Emmy broke a piece of toast viciously.

"I think they're beasts," she exclaimed.

"Good heavens! Why?"

"Oh, I don't know. They are."

Then, after the quick, frightened glance of the woman who fears she has
said too much, she broke into a careless half-laugh.

"They are such liars. Fawcett promised me a part in his new production and
writes to-day to say I can't have it."

As Emmy's professional disappointments had been many, and as Zora in her
heart of hearts did not entirely approve of her sister's musical-comedy
career, she tempered her sympathy with philosophic reflections.
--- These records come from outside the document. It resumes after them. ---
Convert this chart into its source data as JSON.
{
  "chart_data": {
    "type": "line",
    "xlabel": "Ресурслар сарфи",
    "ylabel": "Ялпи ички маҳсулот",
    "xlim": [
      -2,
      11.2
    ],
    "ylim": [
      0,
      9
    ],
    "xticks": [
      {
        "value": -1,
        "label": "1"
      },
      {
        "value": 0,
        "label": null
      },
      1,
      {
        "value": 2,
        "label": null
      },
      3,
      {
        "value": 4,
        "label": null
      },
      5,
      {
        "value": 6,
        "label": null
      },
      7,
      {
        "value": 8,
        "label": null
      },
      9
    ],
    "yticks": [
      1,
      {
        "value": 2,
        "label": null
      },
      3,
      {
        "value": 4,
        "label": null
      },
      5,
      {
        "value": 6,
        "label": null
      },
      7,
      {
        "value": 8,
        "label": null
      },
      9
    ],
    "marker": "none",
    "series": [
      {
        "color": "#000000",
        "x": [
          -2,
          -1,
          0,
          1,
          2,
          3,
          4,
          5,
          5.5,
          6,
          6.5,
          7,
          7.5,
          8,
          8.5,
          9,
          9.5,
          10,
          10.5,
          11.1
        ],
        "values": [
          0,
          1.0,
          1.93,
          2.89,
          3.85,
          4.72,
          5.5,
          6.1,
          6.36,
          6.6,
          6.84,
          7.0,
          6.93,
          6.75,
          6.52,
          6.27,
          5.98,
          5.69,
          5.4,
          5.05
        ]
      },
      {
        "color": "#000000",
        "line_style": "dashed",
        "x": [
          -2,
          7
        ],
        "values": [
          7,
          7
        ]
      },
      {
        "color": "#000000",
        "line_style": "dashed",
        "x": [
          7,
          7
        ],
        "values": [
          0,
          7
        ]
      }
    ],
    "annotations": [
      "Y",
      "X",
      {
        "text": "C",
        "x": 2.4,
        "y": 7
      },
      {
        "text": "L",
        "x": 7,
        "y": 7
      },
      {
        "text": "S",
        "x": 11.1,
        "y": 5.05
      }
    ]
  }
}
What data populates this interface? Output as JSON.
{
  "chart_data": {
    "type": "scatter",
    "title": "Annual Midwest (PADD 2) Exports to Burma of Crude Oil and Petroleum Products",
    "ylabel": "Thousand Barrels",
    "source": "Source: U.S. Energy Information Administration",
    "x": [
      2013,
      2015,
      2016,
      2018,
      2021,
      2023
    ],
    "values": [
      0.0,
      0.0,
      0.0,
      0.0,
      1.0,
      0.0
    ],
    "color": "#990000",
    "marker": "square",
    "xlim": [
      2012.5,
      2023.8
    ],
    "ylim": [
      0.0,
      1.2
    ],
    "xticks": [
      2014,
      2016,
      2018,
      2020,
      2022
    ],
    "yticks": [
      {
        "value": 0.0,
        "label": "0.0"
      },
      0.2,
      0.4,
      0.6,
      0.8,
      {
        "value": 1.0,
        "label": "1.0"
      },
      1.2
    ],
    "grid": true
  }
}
She had
never taken Emmy seriously. All her life long Emmy had been the kitten
sister, with a kitten's pretty but unimportant likes, dislikes, habits,
occupations, and aspirations. To regard her as being under the shadow of a
woman's tragedy had never entered her head. The kitten playing Antigone,
Ophelia, or such like distressed heroines, in awful, grim earnest is not a
conception that readily occurs even to the most affectionate and
imaginative of kitten owners. Zora accepted Emmy's explanation of her
petulance with a spirit entirely unperturbed, and resumed the perusal of
her letter. It was from the Callenders, who wrote from California. Zora
must visit them on her way round the world.